For all that, these players needed an enjoyable evening.

That's what they got on a Saturday Senior Night, the Cats ending the home campaign of what has been a difficult season with an easy 34-3 win over Samford.

It didn't really matter that once again the Commonwealth Stadium stands were mostly empty and that the opponent was from the Football Championship Subdivision It didn't really matter that it was just the second win in 11 games.

It was a win, the sweet taste of victory, for the first time since the Kent State game way back on Sept. 8.

Better yet, it was a win in the final home game of the season, the final home game of the Joker Phillips era.

At game's end, senior offensive linemen Larry Warford and Matt Smith carried Phillips off the field on their shoulders.

Taylor Wyndam, the senior defensive end, cooked up the idea. And Phillips fought the gesture at first, telling the players he didn't want the ride.

"He poured his heart and soul out into this program. He's a champion in our hearts. He means everything to us," said Warford. "We were going to force him to get on our shoulders because that's what he means to us."

As for Phillips himself, the head coach said afterward he was "numb to it all" that he knows it is "time to go" that he is confident he will coach somewhere again, that it has been a grind.

"I think I'm gonna sleep," he said, smiling.

So when he was going through his game-day routine, some asked, did he stop and think that this was his final home game?

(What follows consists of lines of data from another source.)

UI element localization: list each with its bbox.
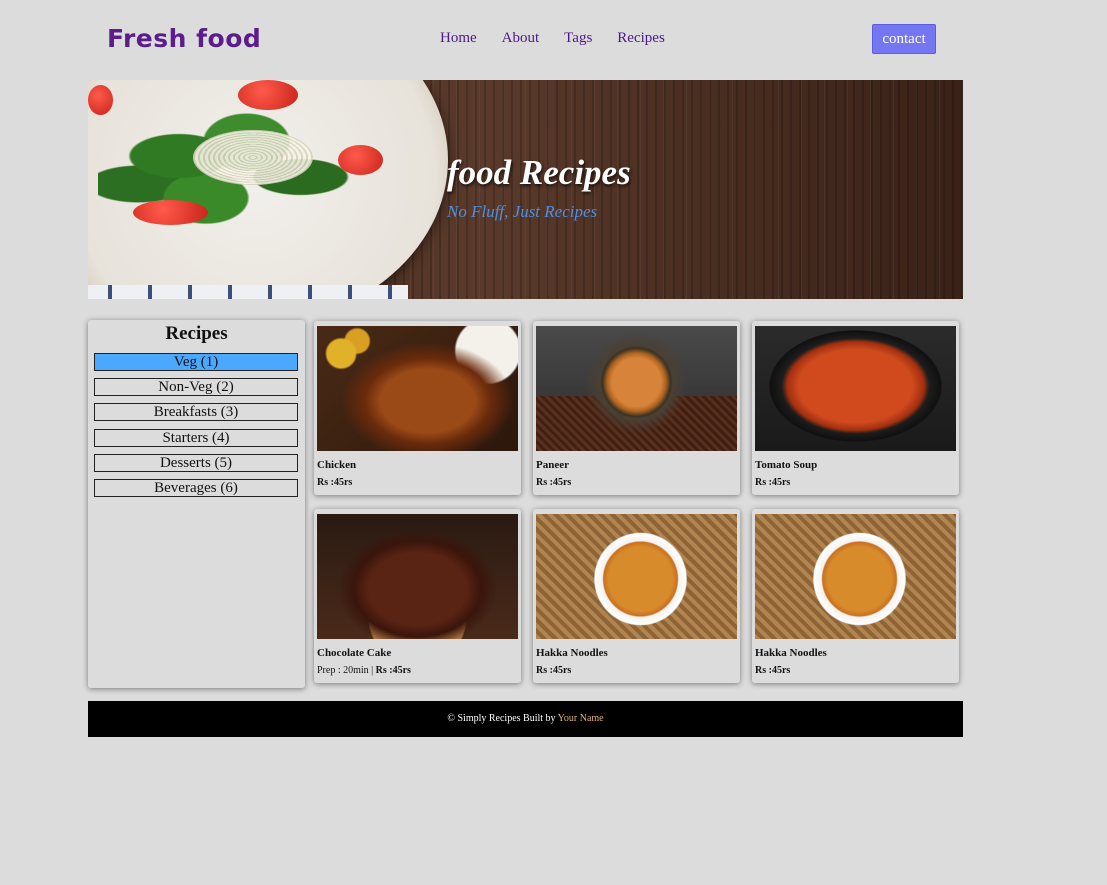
recipe-meta: Rs :45rs xyxy=(536,477,571,488)
tomato-image xyxy=(133,200,208,225)
site-logo[interactable]: Fresh food xyxy=(107,24,261,53)
main-nav: Home About Tags Recipes xyxy=(440,30,690,47)
hakka-noodles-image[interactable] xyxy=(536,514,737,639)
recipe-prep-time: Prep : 20min | xyxy=(317,665,374,676)
category-breakfasts[interactable]: Breakfasts (3) xyxy=(94,403,298,422)
chocolate-cake-image[interactable] xyxy=(317,514,518,639)
category-beverages[interactable]: Beverages (6) xyxy=(94,478,298,497)
cheese-image xyxy=(193,130,313,185)
recipe-price: Rs :45rs xyxy=(375,665,411,676)
napkin-image xyxy=(88,285,408,299)
category-starters[interactable]: Starters (4) xyxy=(94,428,298,447)
recipe-price: Rs :45rs xyxy=(755,665,791,676)
recipe-name: Tomato Soup xyxy=(755,459,818,471)
recipe-meta: Rs :45rs xyxy=(536,665,571,676)
recipe-card[interactable]: Hakka Noodles Rs :45rs xyxy=(533,509,740,683)
recipe-price: Rs :45rs xyxy=(755,477,791,488)
recipe-meta: Rs :45rs xyxy=(755,477,790,488)
footer-author-link[interactable]: Your Name xyxy=(558,713,604,724)
site-footer: © Simply Recipes Built by Your Name xyxy=(88,701,963,737)
recipe-name: Hakka Noodles xyxy=(536,647,608,659)
recipe-card[interactable]: Tomato Soup Rs :45rs xyxy=(752,321,959,495)
recipe-price: Rs :45rs xyxy=(536,665,572,676)
category-list: Veg (1) Non-Veg (2) Breakfasts (3) Start… xyxy=(94,353,298,504)
recipe-card[interactable]: Chocolate Cake Prep : 20min | Rs :45rs xyxy=(314,509,521,683)
category-veg[interactable]: Veg (1) xyxy=(94,353,298,371)
tomato-soup-image[interactable] xyxy=(755,326,956,451)
hero-subtitle: No Fluff, Just Recipes xyxy=(447,202,598,221)
recipe-price: Rs :45rs xyxy=(317,477,353,488)
hero-title: food Recipes xyxy=(447,153,631,192)
recipe-name: Chocolate Cake xyxy=(317,647,392,659)
recipe-price: Rs :45rs xyxy=(536,477,572,488)
tomato-image xyxy=(338,145,383,175)
recipe-card[interactable]: Paneer Rs :45rs xyxy=(533,321,740,495)
paneer-curry-image[interactable] xyxy=(536,326,737,451)
recipe-name: Hakka Noodles xyxy=(755,647,827,659)
recipe-category-sidebar: Recipes Veg (1) Non-Veg (2) Breakfasts (… xyxy=(88,320,305,688)
nav-recipes-link[interactable]: Recipes xyxy=(617,30,664,47)
category-non-veg[interactable]: Non-Veg (2) xyxy=(94,378,298,397)
footer-text: © Simply Recipes Built by xyxy=(447,713,556,724)
recipe-name: Paneer xyxy=(536,459,569,471)
tomato-image xyxy=(88,85,113,115)
sidebar-title: Recipes xyxy=(165,323,228,344)
nav-about-link[interactable]: About xyxy=(502,30,540,47)
chicken-curry-image[interactable] xyxy=(317,326,518,451)
hakka-noodles-image[interactable] xyxy=(755,514,956,639)
recipe-meta: Rs :45rs xyxy=(755,665,790,676)
contact-button[interactable]: contact xyxy=(872,24,936,54)
category-desserts[interactable]: Desserts (5) xyxy=(94,453,298,472)
recipe-card[interactable]: Chicken Rs :45rs xyxy=(314,321,521,495)
recipe-card[interactable]: Hakka Noodles Rs :45rs xyxy=(752,509,959,683)
recipe-meta: Prep : 20min | Rs :45rs xyxy=(317,665,411,676)
recipe-name: Chicken xyxy=(317,459,357,471)
nav-tags-link[interactable]: Tags xyxy=(564,30,592,47)
tomato-image xyxy=(238,80,298,110)
recipe-meta: Rs :45rs xyxy=(317,477,352,488)
nav-home-link[interactable]: Home xyxy=(440,30,477,47)
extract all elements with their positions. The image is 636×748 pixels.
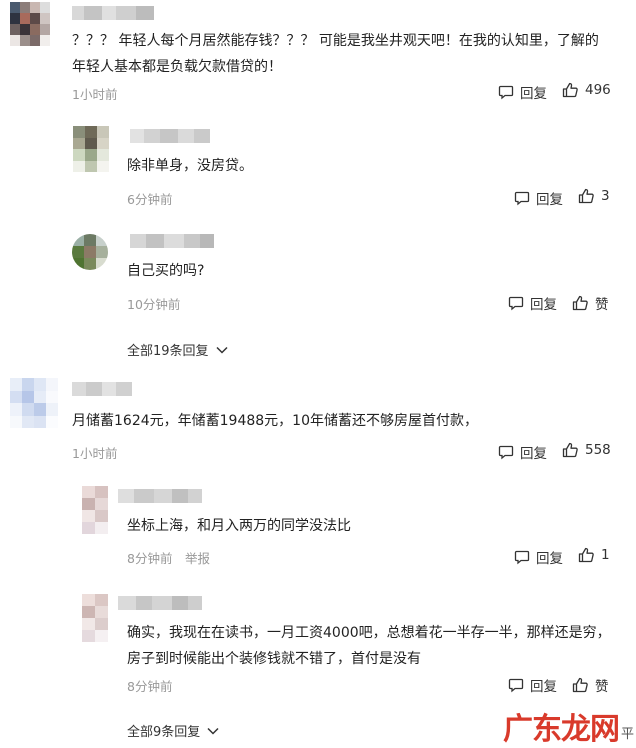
- comment-bubble-icon: [508, 678, 524, 693]
- comment-bubble-icon: [498, 85, 514, 100]
- like-button[interactable]: 558: [562, 442, 611, 458]
- thumbs-up-icon: [572, 295, 588, 311]
- expand-replies-button[interactable]: 全部9条回复: [127, 721, 220, 740]
- like-count: 558: [585, 442, 611, 458]
- expand-replies-button[interactable]: 全部19条回复: [127, 340, 229, 359]
- reply-button[interactable]: 回复: [498, 442, 547, 462]
- reply-button[interactable]: 回复: [514, 188, 563, 208]
- reply-button[interactable]: 回复: [508, 675, 557, 695]
- watermark-small-text: 平: [620, 727, 634, 742]
- avatar[interactable]: [72, 234, 108, 270]
- like-count: 1: [601, 547, 610, 563]
- reply-text: 坐标上海，和月入两万的同学没法比: [127, 518, 351, 534]
- username-blurred[interactable]: [118, 489, 202, 503]
- username-blurred[interactable]: [130, 234, 214, 248]
- comment-time: 1小时前: [72, 446, 118, 461]
- like-count: 赞: [595, 297, 609, 313]
- thumbs-up-icon: [578, 188, 594, 204]
- watermark: 广东龙网 平: [503, 712, 634, 748]
- chevron-down-icon: [207, 727, 219, 735]
- like-button[interactable]: 1: [578, 547, 610, 563]
- reply-label: 回复: [530, 297, 557, 313]
- reply-time: 6分钟前: [127, 192, 173, 207]
- chevron-down-icon: [216, 346, 228, 354]
- like-count: 3: [601, 188, 610, 204]
- reply-text: 确实，我现在在读书，一月工资4000吧，总想着花一半存一半，那样还是穷，房子到时…: [127, 625, 611, 667]
- comment-bubble-icon: [514, 191, 530, 206]
- avatar[interactable]: [73, 126, 109, 172]
- more-replies-label: 全部9条回复: [127, 725, 201, 740]
- username-blurred[interactable]: [118, 596, 202, 610]
- thumbs-up-icon: [572, 677, 588, 693]
- reply-text: 自己买的吗?: [127, 263, 205, 279]
- avatar[interactable]: [10, 2, 50, 46]
- reply-label: 回复: [520, 86, 547, 102]
- reply-label: 回复: [536, 551, 563, 567]
- thumbs-up-icon: [578, 547, 594, 563]
- reply-text: 除非单身，没房贷。: [127, 158, 253, 174]
- thumbs-up-icon: [562, 442, 578, 458]
- avatar[interactable]: [10, 378, 58, 428]
- reply-time: 10分钟前: [127, 297, 181, 312]
- comment-text: ？？？ 年轻人每个月居然能存钱？？？ 可能是我坐井观天吧！在我的认知里，了解的年…: [72, 33, 599, 75]
- reply-time: 8分钟前: [127, 679, 173, 694]
- avatar[interactable]: [82, 594, 108, 642]
- like-button[interactable]: 496: [562, 82, 611, 98]
- like-count: 496: [585, 82, 611, 98]
- username-blurred[interactable]: [72, 382, 132, 396]
- report-link[interactable]: 举报: [185, 548, 210, 567]
- comment-bubble-icon: [508, 296, 524, 311]
- username-blurred[interactable]: [72, 6, 154, 20]
- reply-label: 回复: [520, 446, 547, 462]
- reply-button[interactable]: 回复: [514, 547, 563, 567]
- username-blurred[interactable]: [130, 129, 210, 143]
- like-button[interactable]: 赞: [572, 675, 609, 695]
- comment-bubble-icon: [514, 550, 530, 565]
- like-button[interactable]: 赞: [572, 293, 609, 313]
- reply-time: 8分钟前: [127, 551, 173, 566]
- comment-text: 月储蓄1624元，年储蓄19488元，10年储蓄还不够房屋首付款，: [72, 413, 478, 429]
- like-button[interactable]: 3: [578, 188, 610, 204]
- comment-time: 1小时前: [72, 87, 118, 102]
- like-count: 赞: [595, 679, 609, 695]
- thumbs-up-icon: [562, 82, 578, 98]
- avatar[interactable]: [82, 486, 108, 534]
- comment-bubble-icon: [498, 445, 514, 460]
- reply-button[interactable]: 回复: [498, 82, 547, 102]
- more-replies-label: 全部19条回复: [127, 344, 209, 359]
- reply-label: 回复: [536, 192, 563, 208]
- watermark-logo-text: 广东龙网: [502, 712, 620, 747]
- reply-label: 回复: [530, 679, 557, 695]
- reply-button[interactable]: 回复: [508, 293, 557, 313]
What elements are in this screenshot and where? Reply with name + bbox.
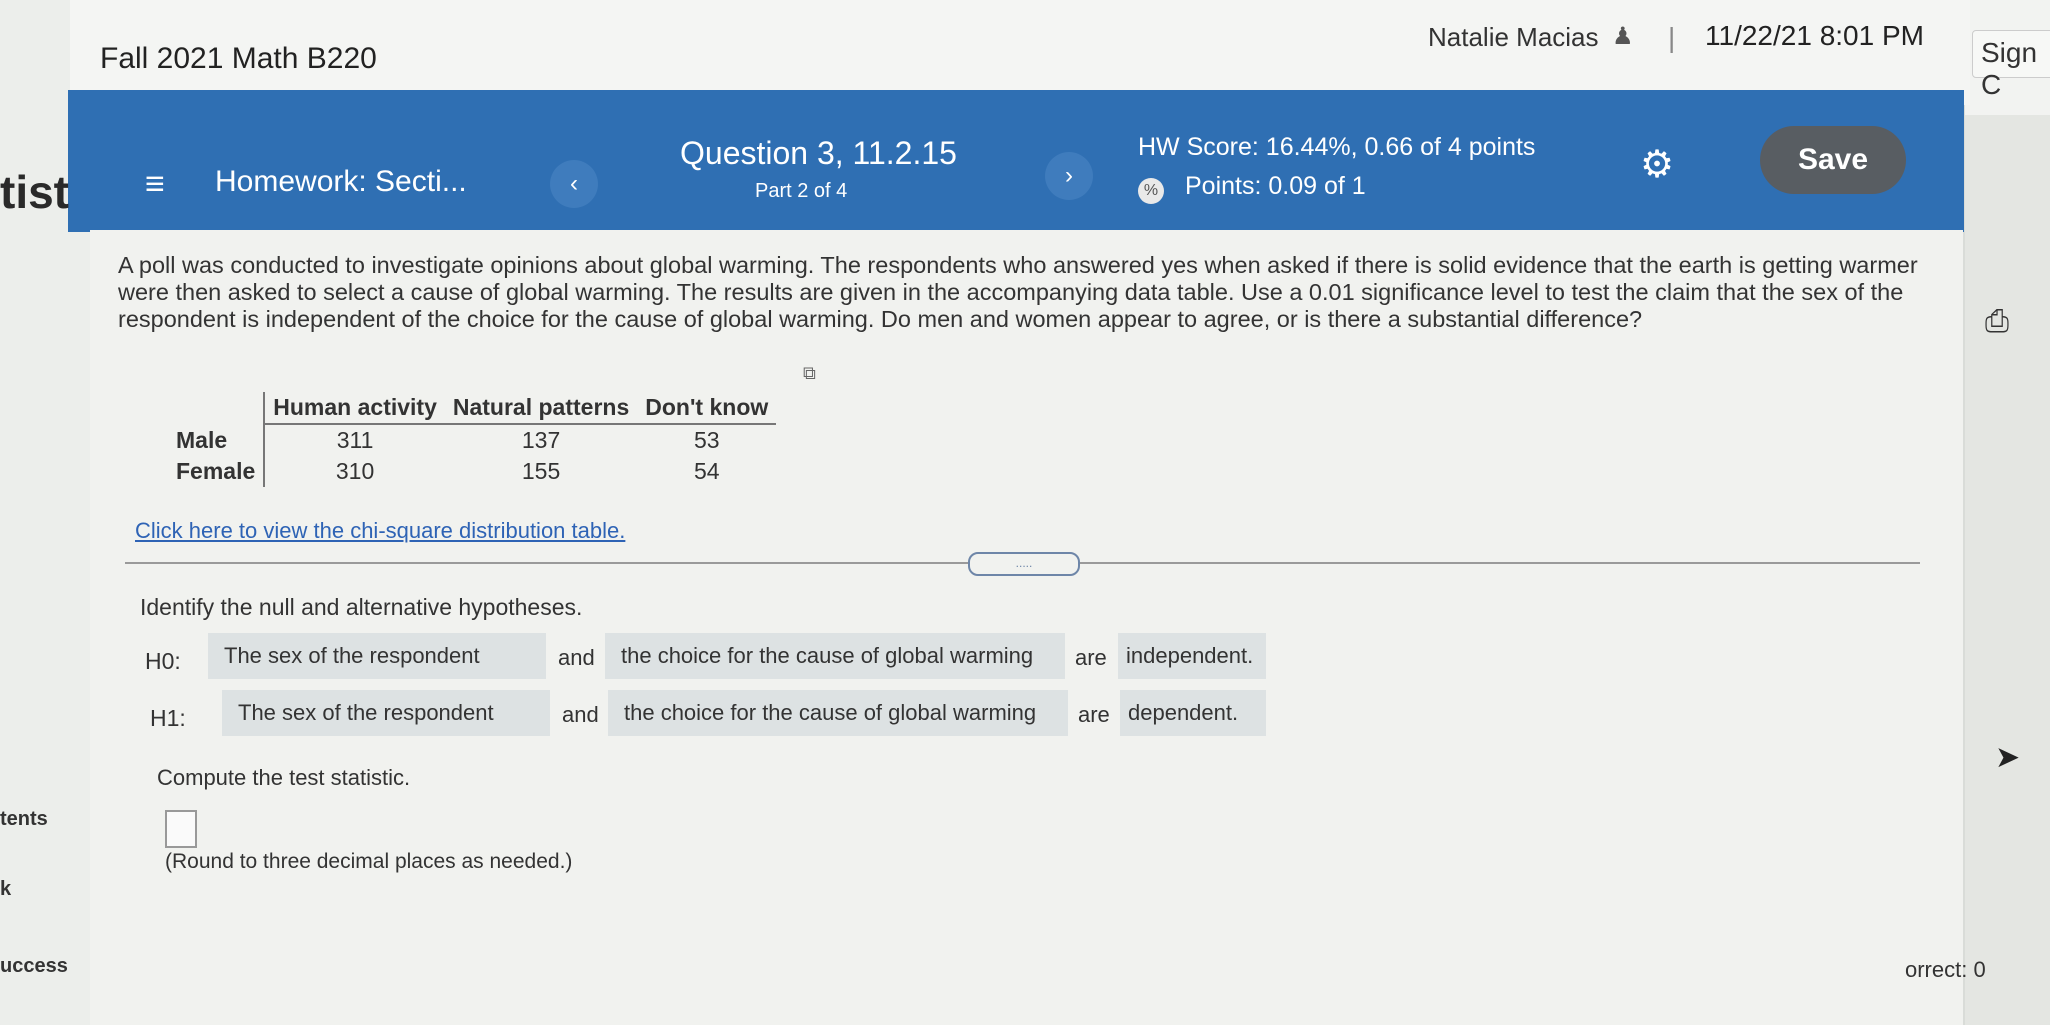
table-header-cell: Human activity	[264, 392, 445, 425]
divider-drag-handle[interactable]: .....	[968, 552, 1080, 576]
table-header-cell: Natural patterns	[444, 392, 638, 425]
background-text-success: uccess	[0, 955, 68, 977]
user-name: Natalie Macias	[1428, 22, 1599, 52]
gear-icon[interactable]: ⚙	[1640, 142, 1674, 187]
user-icon: ♟	[1612, 23, 1634, 50]
question-content-panel	[90, 230, 1963, 1025]
chi-square-table-link[interactable]: Click here to view the chi-square distri…	[135, 518, 625, 544]
question-text: A poll was conducted to investigate opin…	[118, 252, 1918, 332]
compute-instruction: Compute the test statistic.	[157, 765, 411, 790]
h1-and-text: and	[562, 702, 599, 727]
table-cell: 311	[336, 427, 374, 453]
table-cell: 310	[335, 458, 375, 484]
background-text-k: k	[0, 878, 12, 900]
h1-are-text: are	[1078, 702, 1110, 727]
table-header-row: Human activity Natural patterns Don't kn…	[168, 392, 777, 425]
save-button[interactable]: Save	[1760, 126, 1906, 194]
sign-out-button[interactable]: Sign C	[1972, 30, 2050, 100]
next-question-button[interactable]: ›	[1045, 152, 1093, 200]
course-title[interactable]: Fall 2021 Math B220	[100, 42, 377, 76]
background-text-contents: tents	[0, 808, 48, 830]
data-table: Human activity Natural patterns Don't kn…	[168, 392, 777, 487]
hamburger-icon[interactable]: ≡	[145, 165, 165, 204]
homework-title[interactable]: Homework: Secti...	[215, 165, 467, 199]
copy-icon[interactable]: ⧉	[803, 363, 816, 384]
topbar-divider: |	[1668, 22, 1676, 53]
question-title: Question 3, 11.2.15	[680, 135, 957, 171]
table-cell: 53	[693, 427, 720, 453]
h0-are-text: are	[1075, 645, 1107, 670]
test-statistic-input[interactable]	[165, 810, 197, 848]
correct-count: orrect: 0	[1905, 957, 1986, 982]
question-points: Points: 0.09 of 1	[1185, 172, 1366, 200]
question-part: Part 2 of 4	[755, 180, 848, 202]
h0-subject-select[interactable]: The sex of the respondent	[208, 633, 546, 679]
table-row-label: Male	[168, 424, 266, 456]
h1-subject-select[interactable]: The sex of the respondent	[222, 690, 550, 736]
h1-relation-select[interactable]: dependent.	[1120, 690, 1266, 736]
h0-label: H0:	[145, 648, 181, 674]
mouse-cursor-icon: ➤	[1995, 741, 2021, 774]
background-window-right	[1965, 0, 2050, 1025]
h1-label: H1:	[150, 705, 186, 731]
table-header-cell: Don't know	[637, 392, 777, 425]
h1-object-select[interactable]: the choice for the cause of global warmi…	[608, 690, 1068, 736]
rounding-note: (Round to three decimal places as needed…	[165, 850, 573, 873]
table-row: Male 311 137 53	[168, 424, 776, 456]
hypotheses-instruction: Identify the null and alternative hypoth…	[140, 594, 583, 620]
h0-relation-select[interactable]: independent.	[1118, 633, 1266, 679]
h0-object-select[interactable]: the choice for the cause of global warmi…	[605, 633, 1065, 679]
table-cell: 155	[521, 458, 561, 484]
homework-header	[68, 90, 1964, 232]
background-side-text: tist	[0, 166, 69, 218]
previous-question-button[interactable]: ‹	[550, 160, 598, 208]
h0-and-text: and	[558, 645, 595, 670]
print-icon[interactable]: ⎙	[1985, 305, 2009, 339]
table-row-label: Female	[168, 456, 266, 487]
table-cell: 137	[521, 427, 561, 453]
table-corner	[168, 392, 266, 424]
partial-credit-icon: %	[1138, 178, 1164, 204]
hw-score: HW Score: 16.44%, 0.66 of 4 points	[1138, 133, 1536, 161]
datetime: 11/22/21 8:01 PM	[1705, 20, 1924, 51]
table-cell: 54	[693, 458, 720, 484]
table-row: Female 310 155 54	[168, 456, 776, 487]
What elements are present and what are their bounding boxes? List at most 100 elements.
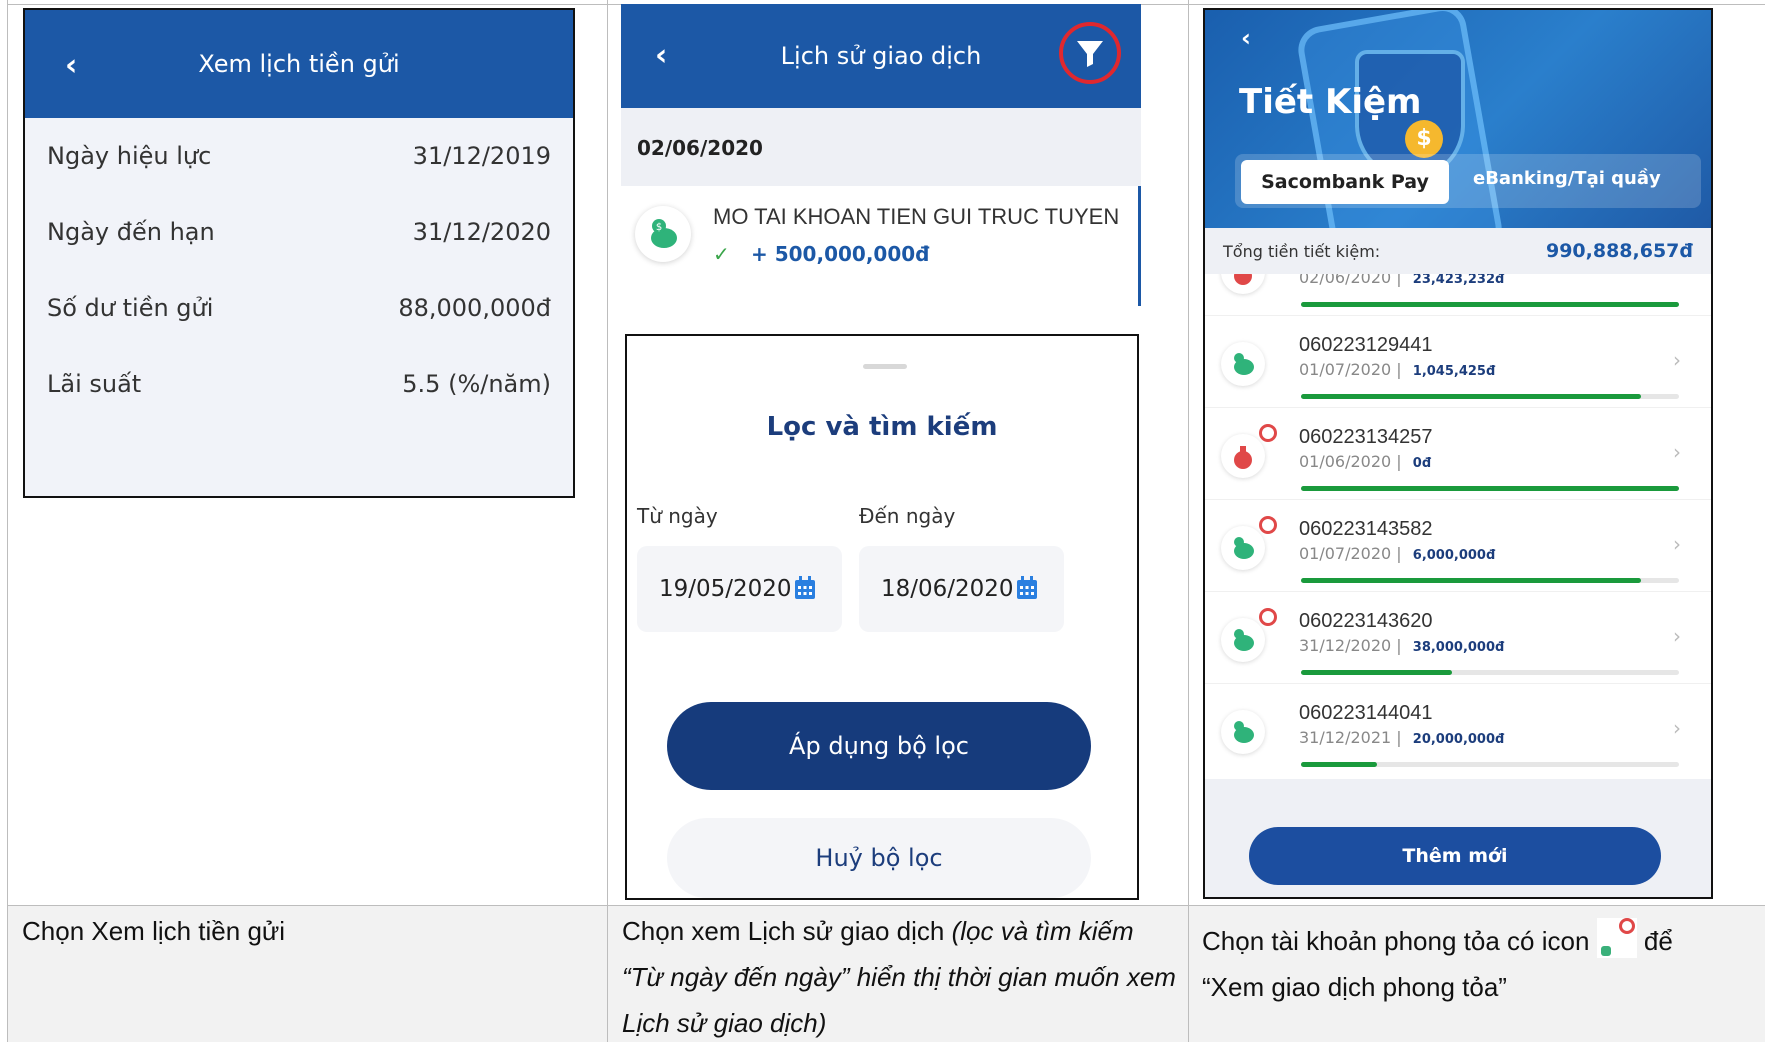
account-amount: 38,000,000đ bbox=[1412, 640, 1505, 655]
page-title: Xem lịch tiền gửi bbox=[198, 50, 400, 78]
table-border-left bbox=[7, 0, 8, 1042]
caption-3-suffix: để bbox=[1643, 926, 1673, 956]
account-date: 31/12/2020 bbox=[1299, 636, 1392, 655]
caption-3-prefix: Chọn tài khoản phong tỏa có icon bbox=[1202, 926, 1590, 956]
blocked-icon bbox=[1259, 424, 1277, 442]
account-amount: 23,423,232đ bbox=[1412, 274, 1505, 287]
caption-1: Chọn Xem lịch tiền gửi bbox=[22, 916, 286, 946]
filter-sheet: Lọc và tìm kiếm Từ ngày Đến ngày 19/05/2… bbox=[625, 334, 1139, 900]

"Not really," said the coach. "I didn't remember that I packed my black suit. I was like, 'Damn, I'm not going to a funeral."

This game was too happy, too joyful to be a funeral.

"To win feels great," said linebacker Avery Williamson. "It's been a long time since Kent (State)."

"It's been such a long time," said Warford. "I can't say how much I appreciate these young guys for going out to practice, for having good practices and for being willing to go out and that showed up in the game. That means everything to us right now."

Football is a hard enough game to play as is. Think of how hard it is to play when you're losing.

But this was a win, a win for the seniors, a win for the departing staff.

While trying to downplay the sentimental side, Phillips did admit it was a special scene in the locker room afterward, watching the seniors, the ones he came back to coach these final two games after being told he was being relieved of his duties at year's end.

"This is a game of emotions, it is," he said. "You get to see the emotions come out. Many of them have only one game left they will put a uniform on. ... I'm glad I was able to experience it with the seniors, yes."

The season isn't over, of course. There is one more game.

There is still next Saturday at Tennessee, which got its big orange doors blown off 41-18 at Vanderbilt on Saturday night.

Surely the biggest win in Phillips' tenure was the win over Tennessee a year ago.

For Kentucky's players, a second straight season-ending win over the Vols would surely be twice as nice.